Bigman se sentó con las piernas cruzadas en la cama superior, mientras Lucky se mojaba el cuello y los hombros. Hablaban en susurros, conscientes de los oídos que podían estar a la escucha al otro lado de las paredes.

—Escucha, Lucky —dijo Bigman—, ¿qué te parece si me enfrento a cada una de las personas que hay a bordo; quiero decir, a cada una de las diez que aún son sospechosas? ¿Y si provoco deliberadamente una pelea con cada uno de ellos, les llamo unas cuantas cosas y demás? ¿No resultaría que el tipo que no me diera un puñetazo sería el robot?

—De ningún modo. Podría no querer romper la disciplina de a bordo, o podría saber lo hábil que eres con la pistola de aguja, o podría no querer enfrentarse con el Consejo de Ciencias, o simplemente podría no gustarle pegar a un hombre más pequeño que él.

—Oh, vamos, Lucky. —Bigman guardó silencio durante un minuto, y después dijo cautelosamente—: He estado pensando. ¿Cómo puedes estar seguro de que el robot se encuentra en la nave? Yo sigo pensando que continúa en Júpiter Nueve. Es posible.

—Ya sé que es posible, pero estoy seguro de que el robot se encuentra en la nave. Eso es todo. Estoy seguro y no sé por qué estoy tan seguro —dijo Lucky, con mirada pensativa. Se apoyó en la cama y empezó a darse golpecitos en los dientes con uno de los nudillos—. El día que aterrizamos en Júpiter Nueve sucedió una cosa. —¿Qué?

—¡Si lo supiera! Lo había recordado; sabía lo que era, o así lo creí, justo antes de dormirme aquella noche, y lo olvidé. No he podido recordarlo. Si estuviese en la Tierra, me sometería a una prueba psicológica. ¡Gran Galaxia, claro que lo haría!

»Lo he intentado todo. He pensado intensamente, no he pensado en nada. Cuando estábamos con Panner en los niveles de los motores, hice otra tentativa. Pensé que si discutía la cuestión a fondo, era posible que me acordara. No fue así.

»Pero es igual. Debe de ser a causa de esto que no recuerdo por qué estoy tan seguro de que el robot se encuentra a bordo. He hecho la deducción subconscientemente. Si recordara alguna cosa, estaría todo solucionado. ¡Sólo alguna cosa! Parecía al borde de la desesperación.

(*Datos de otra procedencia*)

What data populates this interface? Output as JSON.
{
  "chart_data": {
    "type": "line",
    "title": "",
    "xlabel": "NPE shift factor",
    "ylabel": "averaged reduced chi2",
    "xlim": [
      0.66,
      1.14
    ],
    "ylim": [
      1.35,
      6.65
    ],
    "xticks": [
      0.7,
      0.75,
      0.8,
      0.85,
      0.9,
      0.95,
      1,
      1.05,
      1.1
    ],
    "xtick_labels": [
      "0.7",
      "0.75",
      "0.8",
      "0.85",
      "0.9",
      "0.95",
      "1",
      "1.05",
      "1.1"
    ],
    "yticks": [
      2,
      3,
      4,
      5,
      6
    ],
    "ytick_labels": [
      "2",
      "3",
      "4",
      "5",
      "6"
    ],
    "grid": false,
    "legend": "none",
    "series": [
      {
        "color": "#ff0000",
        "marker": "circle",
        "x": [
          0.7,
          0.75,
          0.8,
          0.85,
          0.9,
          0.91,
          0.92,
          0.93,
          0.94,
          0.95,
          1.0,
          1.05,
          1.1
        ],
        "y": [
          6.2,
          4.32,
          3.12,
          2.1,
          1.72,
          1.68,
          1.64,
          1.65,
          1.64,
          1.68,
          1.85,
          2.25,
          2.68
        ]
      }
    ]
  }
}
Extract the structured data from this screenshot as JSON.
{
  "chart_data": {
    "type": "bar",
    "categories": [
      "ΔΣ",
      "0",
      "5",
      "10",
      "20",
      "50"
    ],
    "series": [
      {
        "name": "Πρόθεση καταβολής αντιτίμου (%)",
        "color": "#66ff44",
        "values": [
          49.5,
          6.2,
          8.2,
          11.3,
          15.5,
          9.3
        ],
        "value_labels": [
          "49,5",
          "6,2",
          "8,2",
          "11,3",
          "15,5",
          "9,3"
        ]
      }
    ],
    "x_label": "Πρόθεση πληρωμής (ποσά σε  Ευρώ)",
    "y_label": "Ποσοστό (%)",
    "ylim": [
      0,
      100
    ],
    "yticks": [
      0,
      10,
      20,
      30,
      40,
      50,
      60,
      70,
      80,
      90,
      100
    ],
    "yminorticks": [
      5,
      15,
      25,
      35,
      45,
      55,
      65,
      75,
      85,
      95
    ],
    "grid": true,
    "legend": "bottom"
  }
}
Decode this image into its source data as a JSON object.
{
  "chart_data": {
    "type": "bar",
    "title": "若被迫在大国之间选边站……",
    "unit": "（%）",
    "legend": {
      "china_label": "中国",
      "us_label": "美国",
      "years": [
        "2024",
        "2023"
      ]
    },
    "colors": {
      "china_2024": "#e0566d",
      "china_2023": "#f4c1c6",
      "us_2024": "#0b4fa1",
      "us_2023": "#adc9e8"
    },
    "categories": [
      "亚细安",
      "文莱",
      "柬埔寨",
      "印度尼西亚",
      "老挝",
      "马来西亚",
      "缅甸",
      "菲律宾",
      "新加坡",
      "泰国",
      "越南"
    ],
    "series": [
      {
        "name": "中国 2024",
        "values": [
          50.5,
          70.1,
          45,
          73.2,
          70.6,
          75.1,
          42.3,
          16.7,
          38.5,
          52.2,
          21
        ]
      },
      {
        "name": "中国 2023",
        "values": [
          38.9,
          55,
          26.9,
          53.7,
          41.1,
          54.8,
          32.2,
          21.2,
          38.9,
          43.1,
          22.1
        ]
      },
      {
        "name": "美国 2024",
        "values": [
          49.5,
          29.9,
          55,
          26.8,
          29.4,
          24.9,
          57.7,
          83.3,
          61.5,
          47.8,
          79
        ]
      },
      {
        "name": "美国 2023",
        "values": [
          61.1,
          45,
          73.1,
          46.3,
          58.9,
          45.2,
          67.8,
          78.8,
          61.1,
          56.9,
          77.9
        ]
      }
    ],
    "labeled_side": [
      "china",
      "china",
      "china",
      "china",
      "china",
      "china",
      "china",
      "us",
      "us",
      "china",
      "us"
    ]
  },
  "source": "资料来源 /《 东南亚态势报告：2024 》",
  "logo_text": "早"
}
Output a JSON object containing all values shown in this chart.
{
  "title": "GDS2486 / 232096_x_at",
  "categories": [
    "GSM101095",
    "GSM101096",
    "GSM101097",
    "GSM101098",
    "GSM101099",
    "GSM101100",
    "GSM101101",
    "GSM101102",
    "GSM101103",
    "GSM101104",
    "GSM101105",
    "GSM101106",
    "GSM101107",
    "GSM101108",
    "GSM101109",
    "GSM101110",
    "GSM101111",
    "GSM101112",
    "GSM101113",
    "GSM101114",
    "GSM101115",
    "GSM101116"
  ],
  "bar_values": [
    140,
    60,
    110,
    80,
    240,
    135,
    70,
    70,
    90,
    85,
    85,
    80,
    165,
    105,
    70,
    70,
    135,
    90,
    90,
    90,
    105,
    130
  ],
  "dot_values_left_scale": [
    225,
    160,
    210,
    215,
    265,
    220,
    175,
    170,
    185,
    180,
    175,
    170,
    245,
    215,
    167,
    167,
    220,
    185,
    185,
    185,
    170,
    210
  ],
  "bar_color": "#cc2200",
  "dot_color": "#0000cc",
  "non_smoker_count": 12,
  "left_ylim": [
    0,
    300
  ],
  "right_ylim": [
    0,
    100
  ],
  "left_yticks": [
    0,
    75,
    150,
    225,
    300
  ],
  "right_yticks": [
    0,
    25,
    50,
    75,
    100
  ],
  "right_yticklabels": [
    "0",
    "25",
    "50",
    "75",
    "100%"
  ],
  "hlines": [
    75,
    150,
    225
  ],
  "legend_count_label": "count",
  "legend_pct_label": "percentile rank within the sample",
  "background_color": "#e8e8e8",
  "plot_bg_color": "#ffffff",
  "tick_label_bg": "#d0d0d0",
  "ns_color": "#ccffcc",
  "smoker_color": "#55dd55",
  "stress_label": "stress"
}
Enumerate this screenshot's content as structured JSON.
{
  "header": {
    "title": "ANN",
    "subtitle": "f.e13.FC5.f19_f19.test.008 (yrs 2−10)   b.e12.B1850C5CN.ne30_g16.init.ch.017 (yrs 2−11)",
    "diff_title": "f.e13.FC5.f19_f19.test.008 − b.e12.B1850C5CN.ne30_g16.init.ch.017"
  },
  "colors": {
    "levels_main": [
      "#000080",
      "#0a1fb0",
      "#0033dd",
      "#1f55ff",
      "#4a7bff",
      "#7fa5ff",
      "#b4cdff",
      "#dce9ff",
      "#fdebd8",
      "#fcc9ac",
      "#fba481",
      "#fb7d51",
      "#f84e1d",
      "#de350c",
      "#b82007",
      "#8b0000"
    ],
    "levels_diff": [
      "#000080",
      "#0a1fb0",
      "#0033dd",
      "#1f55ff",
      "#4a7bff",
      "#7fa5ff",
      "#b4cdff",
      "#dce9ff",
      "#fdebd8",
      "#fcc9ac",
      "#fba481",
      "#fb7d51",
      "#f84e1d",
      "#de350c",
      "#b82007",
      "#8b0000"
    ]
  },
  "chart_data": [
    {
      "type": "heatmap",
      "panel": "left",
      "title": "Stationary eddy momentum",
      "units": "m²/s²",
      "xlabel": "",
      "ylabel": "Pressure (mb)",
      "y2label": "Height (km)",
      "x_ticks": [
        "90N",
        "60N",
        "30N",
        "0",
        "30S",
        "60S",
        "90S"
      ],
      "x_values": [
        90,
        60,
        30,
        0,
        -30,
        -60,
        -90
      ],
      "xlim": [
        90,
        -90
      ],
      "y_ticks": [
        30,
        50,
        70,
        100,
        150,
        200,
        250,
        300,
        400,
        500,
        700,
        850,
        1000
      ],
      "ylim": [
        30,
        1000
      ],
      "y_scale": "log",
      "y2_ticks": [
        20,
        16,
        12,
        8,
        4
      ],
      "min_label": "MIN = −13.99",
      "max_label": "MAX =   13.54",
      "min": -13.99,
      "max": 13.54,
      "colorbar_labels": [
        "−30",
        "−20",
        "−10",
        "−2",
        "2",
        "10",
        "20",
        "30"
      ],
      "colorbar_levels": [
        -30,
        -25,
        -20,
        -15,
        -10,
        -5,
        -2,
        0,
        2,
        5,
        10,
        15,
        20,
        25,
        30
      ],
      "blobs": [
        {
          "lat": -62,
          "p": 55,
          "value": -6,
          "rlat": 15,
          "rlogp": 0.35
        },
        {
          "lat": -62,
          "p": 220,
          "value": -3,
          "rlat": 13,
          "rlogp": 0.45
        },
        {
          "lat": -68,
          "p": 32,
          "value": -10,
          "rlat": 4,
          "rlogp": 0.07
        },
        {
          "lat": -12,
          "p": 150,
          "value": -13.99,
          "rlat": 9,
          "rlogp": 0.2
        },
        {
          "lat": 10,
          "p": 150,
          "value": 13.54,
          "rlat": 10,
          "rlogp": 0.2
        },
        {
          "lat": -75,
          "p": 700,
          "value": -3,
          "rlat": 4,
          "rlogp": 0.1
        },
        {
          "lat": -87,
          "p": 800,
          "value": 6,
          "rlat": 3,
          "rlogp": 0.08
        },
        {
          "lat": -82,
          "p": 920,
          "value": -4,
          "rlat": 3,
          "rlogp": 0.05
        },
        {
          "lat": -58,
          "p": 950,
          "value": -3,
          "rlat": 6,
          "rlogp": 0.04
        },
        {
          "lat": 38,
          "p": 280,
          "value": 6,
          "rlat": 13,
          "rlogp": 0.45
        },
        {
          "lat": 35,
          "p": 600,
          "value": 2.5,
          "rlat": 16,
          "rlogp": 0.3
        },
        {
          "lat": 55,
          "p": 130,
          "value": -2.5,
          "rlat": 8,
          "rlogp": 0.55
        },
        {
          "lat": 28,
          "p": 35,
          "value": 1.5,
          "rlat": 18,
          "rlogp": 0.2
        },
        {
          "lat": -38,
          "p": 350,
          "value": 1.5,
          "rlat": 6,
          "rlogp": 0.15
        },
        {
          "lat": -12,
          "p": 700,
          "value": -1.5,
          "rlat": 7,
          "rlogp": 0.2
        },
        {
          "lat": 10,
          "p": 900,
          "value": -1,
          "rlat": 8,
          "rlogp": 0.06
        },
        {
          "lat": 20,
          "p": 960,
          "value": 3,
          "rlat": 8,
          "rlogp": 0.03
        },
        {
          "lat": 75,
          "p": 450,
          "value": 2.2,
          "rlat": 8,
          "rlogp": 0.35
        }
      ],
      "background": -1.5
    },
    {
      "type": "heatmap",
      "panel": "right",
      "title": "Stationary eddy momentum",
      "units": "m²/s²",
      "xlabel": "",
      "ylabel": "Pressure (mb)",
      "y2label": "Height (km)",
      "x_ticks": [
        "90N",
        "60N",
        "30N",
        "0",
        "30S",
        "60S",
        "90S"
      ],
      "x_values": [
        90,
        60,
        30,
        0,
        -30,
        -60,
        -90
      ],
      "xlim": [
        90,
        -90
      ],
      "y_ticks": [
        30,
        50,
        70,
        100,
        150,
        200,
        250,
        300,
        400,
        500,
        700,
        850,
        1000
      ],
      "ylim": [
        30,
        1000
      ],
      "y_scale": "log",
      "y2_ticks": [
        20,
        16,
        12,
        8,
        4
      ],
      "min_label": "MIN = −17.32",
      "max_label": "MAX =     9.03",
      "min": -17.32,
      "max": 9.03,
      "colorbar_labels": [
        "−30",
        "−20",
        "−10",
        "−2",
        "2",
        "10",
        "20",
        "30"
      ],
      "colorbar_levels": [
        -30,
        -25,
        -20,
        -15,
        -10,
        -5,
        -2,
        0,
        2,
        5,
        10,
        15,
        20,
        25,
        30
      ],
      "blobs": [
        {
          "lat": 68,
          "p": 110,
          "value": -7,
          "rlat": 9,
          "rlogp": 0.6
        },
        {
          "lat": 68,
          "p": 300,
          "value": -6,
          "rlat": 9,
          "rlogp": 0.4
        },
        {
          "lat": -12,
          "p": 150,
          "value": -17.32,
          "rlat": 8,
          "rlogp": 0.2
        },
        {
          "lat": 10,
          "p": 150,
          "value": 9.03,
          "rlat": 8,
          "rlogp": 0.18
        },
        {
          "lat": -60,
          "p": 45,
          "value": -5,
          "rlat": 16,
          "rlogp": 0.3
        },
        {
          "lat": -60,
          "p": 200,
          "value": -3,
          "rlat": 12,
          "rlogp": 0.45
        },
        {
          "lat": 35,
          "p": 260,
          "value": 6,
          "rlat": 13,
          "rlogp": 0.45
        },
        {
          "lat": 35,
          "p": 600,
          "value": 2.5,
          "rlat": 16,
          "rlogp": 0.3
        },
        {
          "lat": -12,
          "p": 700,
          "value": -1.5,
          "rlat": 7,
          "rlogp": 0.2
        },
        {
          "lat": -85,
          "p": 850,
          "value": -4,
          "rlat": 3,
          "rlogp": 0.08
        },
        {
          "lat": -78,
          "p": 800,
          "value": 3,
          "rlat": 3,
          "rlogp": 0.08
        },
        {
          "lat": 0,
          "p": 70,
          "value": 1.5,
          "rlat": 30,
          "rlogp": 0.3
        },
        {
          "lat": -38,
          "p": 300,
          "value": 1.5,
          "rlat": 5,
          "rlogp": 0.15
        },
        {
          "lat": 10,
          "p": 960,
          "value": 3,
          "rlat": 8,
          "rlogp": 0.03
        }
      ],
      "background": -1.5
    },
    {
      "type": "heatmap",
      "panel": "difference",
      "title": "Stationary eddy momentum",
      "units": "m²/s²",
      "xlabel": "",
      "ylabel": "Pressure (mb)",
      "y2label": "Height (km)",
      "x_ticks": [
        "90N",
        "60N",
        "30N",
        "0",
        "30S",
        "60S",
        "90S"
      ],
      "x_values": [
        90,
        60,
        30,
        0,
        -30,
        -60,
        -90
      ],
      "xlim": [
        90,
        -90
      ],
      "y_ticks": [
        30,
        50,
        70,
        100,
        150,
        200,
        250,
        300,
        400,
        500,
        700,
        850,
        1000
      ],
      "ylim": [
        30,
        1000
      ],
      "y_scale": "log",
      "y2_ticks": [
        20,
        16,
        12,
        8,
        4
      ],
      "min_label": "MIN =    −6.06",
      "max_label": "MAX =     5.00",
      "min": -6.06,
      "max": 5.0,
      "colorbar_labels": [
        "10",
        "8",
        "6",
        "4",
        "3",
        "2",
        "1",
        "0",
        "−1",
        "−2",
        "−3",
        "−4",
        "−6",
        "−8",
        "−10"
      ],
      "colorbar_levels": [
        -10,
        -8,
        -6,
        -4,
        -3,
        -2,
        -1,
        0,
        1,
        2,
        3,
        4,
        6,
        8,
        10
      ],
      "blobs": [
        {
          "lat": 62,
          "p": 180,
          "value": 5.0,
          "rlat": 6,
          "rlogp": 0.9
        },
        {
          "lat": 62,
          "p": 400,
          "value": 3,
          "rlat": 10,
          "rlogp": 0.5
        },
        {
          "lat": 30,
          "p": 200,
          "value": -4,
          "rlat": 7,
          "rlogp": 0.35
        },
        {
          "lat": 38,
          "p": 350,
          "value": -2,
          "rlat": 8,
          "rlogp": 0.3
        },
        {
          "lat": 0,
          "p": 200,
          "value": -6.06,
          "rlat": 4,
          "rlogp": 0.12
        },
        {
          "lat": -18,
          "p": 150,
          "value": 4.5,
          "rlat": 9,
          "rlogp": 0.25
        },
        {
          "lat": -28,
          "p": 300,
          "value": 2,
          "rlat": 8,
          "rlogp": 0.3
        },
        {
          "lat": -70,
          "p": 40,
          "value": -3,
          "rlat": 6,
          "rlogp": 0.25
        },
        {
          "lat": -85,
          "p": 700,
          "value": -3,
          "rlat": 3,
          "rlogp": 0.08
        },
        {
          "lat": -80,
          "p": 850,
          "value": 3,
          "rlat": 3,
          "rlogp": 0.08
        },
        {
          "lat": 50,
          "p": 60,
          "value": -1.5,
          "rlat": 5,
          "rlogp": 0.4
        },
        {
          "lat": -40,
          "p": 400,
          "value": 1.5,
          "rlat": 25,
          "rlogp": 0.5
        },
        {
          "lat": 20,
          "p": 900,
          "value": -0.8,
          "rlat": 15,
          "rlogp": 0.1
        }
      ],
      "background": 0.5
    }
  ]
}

Bigman no había visto nunca a Lucky con aquella mirada de impotencia. Dijo, preocupado: —Oye, será mejor que durmamos un poco. —Sí, será mejor.

Minutos después, en la oscuridad, Bigman susurró:

—Oye, Lucky, ¿por qué estás tan seguro de que el robot no soy yo?

Lucky susurró a su vez:

—Porque los sirianos no habrían podido hacer un robot tan feo. —Y alzó el codo para esquivar el golpe de la almohada de Bigman.

Transcurrieron los días. A medio camino de Júpiter, pasaron el más interior y escasamente poblado cinturón de lunas pequeñas, de las cuales sólo la Seis, Siete y Diez estaban numeradas. Júpiter Siete parecía una rutilante estrella, pero las demás estaban demasiado lejos para mezclarse en el telón de fondo de las constelaciones.